To bring Amyvid to where it is today, Avid raised $70 million from venture capital investors as a startup company, and that’s before the Eli Lilly deal enabled access to additional resources.

And yet, compared to a pharma product, bringing a PET drug to market is relatively inexpensive and quick. “But because there are so few precedents, the challenge with an imaging drug is that it’s more difficult to understand what the market outlook is for it and how it will be used by doctors,” says Skovronsky.

Plut also says that although it’s somewhat cheaper to develop an imaging agent compared to a therapeutic drug, the volume of utilization for most therapeutic products would far exceed that of a PET drug once approved. “When compared to therapeutic drug products, there’s a mismatch between the development costs for an imaging agent and the potential volume or procedures that will be performed in the marketplace with that imaging product once approved,” he says.

The fact that imaging agents are held to the nearly same standard as classic therapeutic products drives this mismatch between development costs and potential procedure volumes.
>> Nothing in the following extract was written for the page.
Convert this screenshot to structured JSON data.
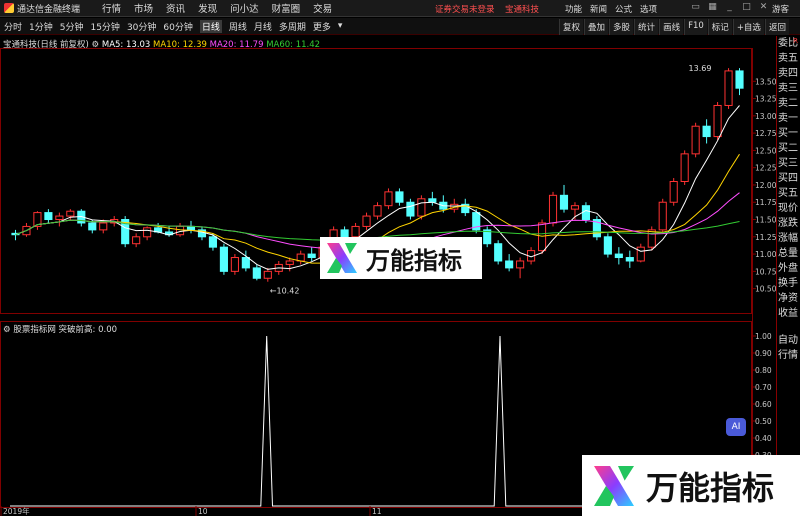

For instance, classic outcome studies performed with traditional pharmaceutical products, measuring an improvement in overall survival, are quite challenging with diagnostic imaging, explains Plut. But an imaging agent can be shown to improve diagnostic accuracy, stratify patients and influence change in patient management.
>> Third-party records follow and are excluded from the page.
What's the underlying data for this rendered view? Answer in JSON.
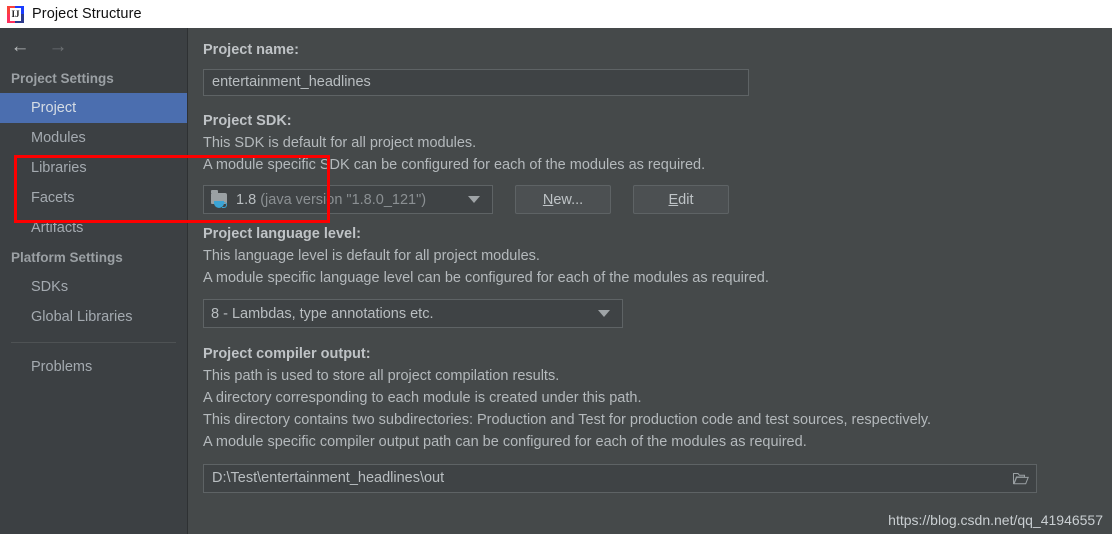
{
  "window": {
    "title": "Project Structure",
    "app_icon": "intellij-idea-logo"
  },
  "sidebar": {
    "nav": {
      "back_icon": "arrow-left-icon",
      "forward_icon": "arrow-right-icon"
    },
    "groups": [
      {
        "header": "Project Settings",
        "items": [
          {
            "label": "Project",
            "selected": true
          },
          {
            "label": "Modules",
            "selected": false
          },
          {
            "label": "Libraries",
            "selected": false
          },
          {
            "label": "Facets",
            "selected": false
          },
          {
            "label": "Artifacts",
            "selected": false
          }
        ]
      },
      {
        "header": "Platform Settings",
        "items": [
          {
            "label": "SDKs",
            "selected": false
          },
          {
            "label": "Global Libraries",
            "selected": false
          }
        ]
      }
    ],
    "footer_items": [
      {
        "label": "Problems",
        "selected": false
      }
    ]
  },
  "main": {
    "project_name": {
      "label": "Project name:",
      "value": "entertainment_headlines"
    },
    "project_sdk": {
      "label": "Project SDK:",
      "desc_1": "This SDK is default for all project modules.",
      "desc_2": "A module specific SDK can be configured for each of the modules as required.",
      "combo_icon": "java-sdk-folder-icon",
      "combo_value_main": "1.8",
      "combo_value_detail": "(java version \"1.8.0_121\")",
      "new_button": "New...",
      "new_button_mnemonic": "N",
      "new_button_rest": "ew...",
      "edit_button": "Edit",
      "edit_button_mnemonic": "E",
      "edit_button_rest": "dit"
    },
    "language_level": {
      "label": "Project language level:",
      "desc_1": "This language level is default for all project modules.",
      "desc_2": "A module specific language level can be configured for each of the modules as required.",
      "combo_value": "8 - Lambdas, type annotations etc."
    },
    "compiler_output": {
      "label": "Project compiler output:",
      "desc_1": "This path is used to store all project compilation results.",
      "desc_2": "A directory corresponding to each module is created under this path.",
      "desc_3": "This directory contains two subdirectories: Production and Test for production code and test sources, respectively.",
      "desc_4": "A module specific compiler output path can be configured for each of the modules as required.",
      "value": "D:\\Test\\entertainment_headlines\\out",
      "browse_icon": "folder-open-icon"
    }
  },
  "annotation": {
    "highlight_color": "#fd0000"
  },
  "watermark": {
    "text": "https://blog.csdn.net/qq_41946557"
  }
}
That’s why there should be an “equitable development pathway” specific for imaging agents, “that takes the unique properties of molecular imaging biomarkers and the distributed manufacturing requirements of PET into account,” says Plut.
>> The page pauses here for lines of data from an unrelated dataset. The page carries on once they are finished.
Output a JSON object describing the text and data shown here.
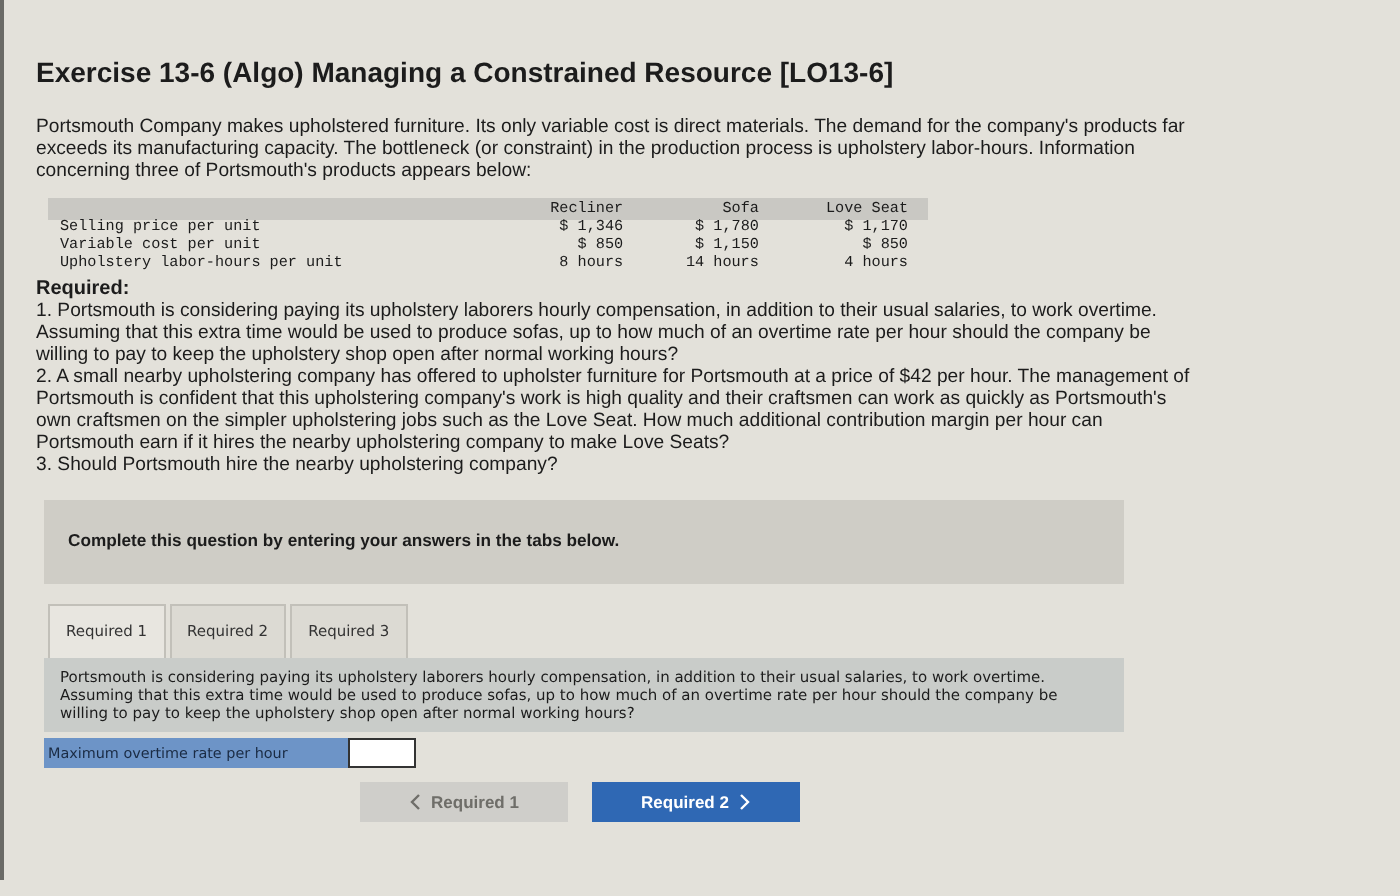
{
  "title": "Exercise 13-6 (Algo) Managing a Constrained Resource [LO13-6]",
  "intro": "Portsmouth Company makes upholstered furniture. Its only variable cost is direct materials. The demand for the company's products far exceeds its manufacturing capacity. The bottleneck (or constraint) in the production process is upholstery labor-hours. Information concerning three of Portsmouth's products appears below:",
  "table": {
    "columns": [
      "Recliner",
      "Sofa",
      "Love Seat"
    ],
    "rows": [
      {
        "label": "Selling price per unit",
        "cells": [
          "$ 1,346",
          "$ 1,780",
          "$ 1,170"
        ]
      },
      {
        "label": "Variable cost per unit",
        "cells": [
          "$ 850",
          "$ 1,150",
          "$ 850"
        ]
      },
      {
        "label": "Upholstery labor-hours per unit",
        "cells": [
          "8 hours",
          "14 hours",
          "4 hours"
        ]
      }
    ]
  },
  "required": {
    "heading": "Required:",
    "items": [
      "1. Portsmouth is considering paying its upholstery laborers hourly compensation, in addition to their usual salaries, to work overtime. Assuming that this extra time would be used to produce sofas, up to how much of an overtime rate per hour should the company be willing to pay to keep the upholstery shop open after normal working hours?",
      "2. A small nearby upholstering company has offered to upholster furniture for Portsmouth at a price of $42 per hour. The management of Portsmouth is confident that this upholstering company's work is high quality and their craftsmen can work as quickly as Portsmouth's own craftsmen on the simpler upholstering jobs such as the Love Seat. How much additional contribution margin per hour can Portsmouth earn if it hires the nearby upholstering company to make Love Seats?",
      "3. Should Portsmouth hire the nearby upholstering company?"
    ]
  },
  "instruction": "Complete this question by entering your answers in the tabs below.",
  "tabs": [
    {
      "label": "Required 1",
      "selected": true
    },
    {
      "label": "Required 2",
      "selected": false
    },
    {
      "label": "Required 3",
      "selected": false
    }
  ],
  "question": "Portsmouth is considering paying its upholstery laborers hourly compensation, in addition to their usual salaries, to work overtime. Assuming that this extra time would be used to produce sofas, up to how much of an overtime rate per hour should the company be willing to pay to keep the upholstery shop open after normal working hours?",
  "answer": {
    "label": "Maximum overtime rate per hour"
  },
  "nav": [
    {
      "label": "Required 1",
      "kind": "prev",
      "disabled": true
    },
    {
      "label": "Required 2",
      "kind": "next",
      "disabled": false
    }
  ]
}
“There are molecular imaging agents which are very close to approval and we’re eagerly looking to them as precedents,” he adds.

Making it personal
One of the biggest promises of molecular imaging is its ability to drive the care model towards personalized medicine. Experts say that additional PET drugs will aid clinicians in identifying the right patients for particular therapies, and do so early and accurately.

“A lot of the hope for personalized medicine and molecular imaging biomarker development is to use molecular imaging to help stratify patients, to help determine which patients might benefit from particular types of therapy, rather than one size fits all treatment,” says Plut.

To turn that hope into reality will require developers of biomarkers and pharma products to collaborate on R&D initiatives, a growing trend in the market.

And the industry has no intentions of slowing down. “We’ve only seen the tip of the iceberg of what molecular imaging can accomplish for patients,” says Avid’s Skovronsky.


Agent Update: Sodium Fluoride F 18
Sodium fluoride F 18, the PET agent for bone imaging, has been deemed safe and effective by the FDA, but its utilization has been relatively limited for a long time.

What’s standing in its way? According to Edward Plut, vice president, product management & marketing with PETNET Solutions, it’s a lack of reimbursement.

However, the company is collaborating with the imaging community to change that. To satisfy Medicare’s requirement for a large clinical trial in order to support reimbursement, PETNET is working with the Academy of Molecular Imaging to carry out a trial that compares sodium fluoride to traditional bone imaging tests. (To date, the trial is about halfway through.)

In 2010, the Centers for Medicare and Medicaid Services decided to cover PET with sodium fluoride under the CMS Coverage with Evidence Development program. The National Oncology PET Registry then established a registry for the agent, creating a pathway for clinicians to get reimbursed for using sodium fluoride for PET.

“Since that time, we’ve seen a pretty significant growth in utilization for sodium fluoride and there’s a lot of excitement in the community around PET bone imaging,” says Plut.

The next step is to use the combined results of the CED program through NOPR and the AMI clinical trial to petition CMS for a broad coverage decision on the agent, which the imaging community hopes to do in the next year or two, according to Plut.